O relógio bateu 9:30 e nada de ninguém. Cheguei a pensar que havia me enganado e ainda era domingo. E então perguntei a um rapaz que passava:

– Diz aí, meu jovem, a que horas vocês começam a trabalhar aqui no escritório?

– Normalmente às 8:00, que é quando chega o ônibus com a gente de Salvador.

– E quando chega a primeira gente que não usa ônibus?

– Isso depende do dia. Hoje, por exemplo, é segunda-feira e é dia do pagamento quinzenal.

– E o que tem o pagamento quinzenal que ver com a chegada das pessoas?

– O que se assucede é que, como Camaçari ainda não tem uma boa estrutura bancária e de comércio, a turma do escritório é dispensada do trabalho nos dias de pagamento para fazer as compras e ir aos bancos em Salvador. Eu acho que ninguém vai aparecer hoje aqui, e vocês estão perdendo tempo esperando. Vocês são paulistas, não? Sugiro que vão passear e conhecer nossa linda Salvador, se ainda não conhecem, e voltarem amanhã!

Bem, a realidade é dura mas é a realidade, e o nosso Representante Comercial me levou então  para visitar o Pelourinho, o farol da Barra, Ondina, o Elevador Lacerda e um bom restaurante que servia uma peixada deliciosa, protocolarmente acompanhada de acarajés e uma cervejinha baiana gelada de estalar os dentes.

No dia seguinte, terça-feira, recomeçamos nossas atividades. Às 9 horas chegamos à empresa. O Diretor Técnico nos atendeu por volta das 11 horas, conversou conosco como se nada tivesse acontecido, acertamos os pontos que motivaram a reunião e, transbordando de gentilezas, nos levou a degustar uma maravilhosa panelada de camarões feita pelas mãos divinas de uma tiazona sacudida em uma bodega ali pertinho. Vixe, que coisa gostosa!

A Bahia é um lugar maravilhoso!

8 pensou em “CAMAÇARI NA SEGUNDA-FEIRA

  1. Mas também, Magnovaldo, foi forçar a barra, né?
    Lugar? Bahia.
    Dia da semana? Segunda.
    Horário? Pela manhã.
    Algum evento especial? Pay Day.
    Tais brincando?

    • Lembra-me uma estorinha que o nosso Representante Comercial contava:

      Baiano na rede, na beira da praia, falando com sua mulher:
      – Mainha, você tem aí vacina pra picada de cobra?
      – Tenho sim, porque, ela te picou?
      – Não, mas tá vindo na minha direção.

      Um grande abraço,
      Magnovaldo

  2. Estimado Magnovaldo.

    Que crônica maravilhosa!

    Gosto da sua maneira de contar histórias. São ímpares, pessoais, mas que alegra a todos que a leem. “Camaçari na Segunda Feira” nos deixa uma grande lição: a paciência com o agir com a razão.

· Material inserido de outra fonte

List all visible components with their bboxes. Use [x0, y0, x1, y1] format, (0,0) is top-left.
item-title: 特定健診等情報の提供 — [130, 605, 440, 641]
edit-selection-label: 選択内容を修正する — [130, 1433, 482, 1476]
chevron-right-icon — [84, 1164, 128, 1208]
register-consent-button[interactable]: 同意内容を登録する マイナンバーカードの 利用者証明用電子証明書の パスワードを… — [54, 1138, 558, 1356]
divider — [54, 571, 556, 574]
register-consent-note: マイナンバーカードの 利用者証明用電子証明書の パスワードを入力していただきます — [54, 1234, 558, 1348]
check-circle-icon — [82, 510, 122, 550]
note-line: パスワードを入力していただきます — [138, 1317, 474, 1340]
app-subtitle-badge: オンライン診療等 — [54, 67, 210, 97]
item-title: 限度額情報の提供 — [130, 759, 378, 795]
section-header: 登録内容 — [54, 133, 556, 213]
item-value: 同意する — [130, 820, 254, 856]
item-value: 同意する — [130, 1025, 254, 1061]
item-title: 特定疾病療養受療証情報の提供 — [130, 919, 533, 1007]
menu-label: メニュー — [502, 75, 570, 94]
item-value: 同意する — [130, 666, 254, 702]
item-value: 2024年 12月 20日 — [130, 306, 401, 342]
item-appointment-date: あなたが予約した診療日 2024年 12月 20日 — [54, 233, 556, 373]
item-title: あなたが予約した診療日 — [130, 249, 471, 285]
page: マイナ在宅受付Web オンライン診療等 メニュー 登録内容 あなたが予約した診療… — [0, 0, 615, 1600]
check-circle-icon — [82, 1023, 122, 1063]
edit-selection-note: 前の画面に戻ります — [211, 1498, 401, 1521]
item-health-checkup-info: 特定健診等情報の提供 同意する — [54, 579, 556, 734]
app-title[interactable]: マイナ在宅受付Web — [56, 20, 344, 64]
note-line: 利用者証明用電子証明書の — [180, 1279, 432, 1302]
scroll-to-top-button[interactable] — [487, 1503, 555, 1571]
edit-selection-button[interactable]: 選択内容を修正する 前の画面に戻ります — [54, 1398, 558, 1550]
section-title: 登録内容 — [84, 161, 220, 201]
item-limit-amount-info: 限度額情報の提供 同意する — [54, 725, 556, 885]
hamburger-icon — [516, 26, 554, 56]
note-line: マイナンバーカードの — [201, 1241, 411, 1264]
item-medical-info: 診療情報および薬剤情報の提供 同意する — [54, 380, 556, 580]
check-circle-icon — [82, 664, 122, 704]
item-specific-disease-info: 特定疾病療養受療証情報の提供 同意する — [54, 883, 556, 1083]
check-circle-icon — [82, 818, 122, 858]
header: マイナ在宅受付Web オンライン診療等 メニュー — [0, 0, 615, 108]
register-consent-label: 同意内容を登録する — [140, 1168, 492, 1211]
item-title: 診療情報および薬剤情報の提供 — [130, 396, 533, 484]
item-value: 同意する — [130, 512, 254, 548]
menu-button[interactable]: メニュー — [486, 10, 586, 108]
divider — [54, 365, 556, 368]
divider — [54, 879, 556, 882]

    Imagino o estimado amigo com pavio curto bravando cobras e largados sem saber o que estava acontecendo do outro lado da linha?

    Forte abraço com ótimo final de semana para o mestre e família, extensivo a todos que fazem parte dessa parentada legal.

    • Ciço, meu bom compadre:
      Grato pelo seu sacudido elogio a este simples fuxicador da vida alheia. Sempre procuro achar graça em tudo. A Bahia é uma fonte de inspiração. Tenho muito gosto por aquele povo, mesmo tendo uma certa diferença de comportamento em relação à a minha pessoa. Há muitos anos não vou à Bahia, mas tenho saudades daquele lugar.
      Desejo-lhe um final de semana cheio de saúde, alegria e paz.
      Abraços,

  3. Parabéns pelo excelente texto, prezado Magnovaldo!

    Imagino o seu descontentamento, ao sair de São Paulo onde trabalhava, para participar de uma reunião, previamente agendada com o Diretor Técnico de uma empresa de auto peças localizada no Polo Industrial de Camaçari, na Bahia, e levar uma massada de um dia para ser atendido.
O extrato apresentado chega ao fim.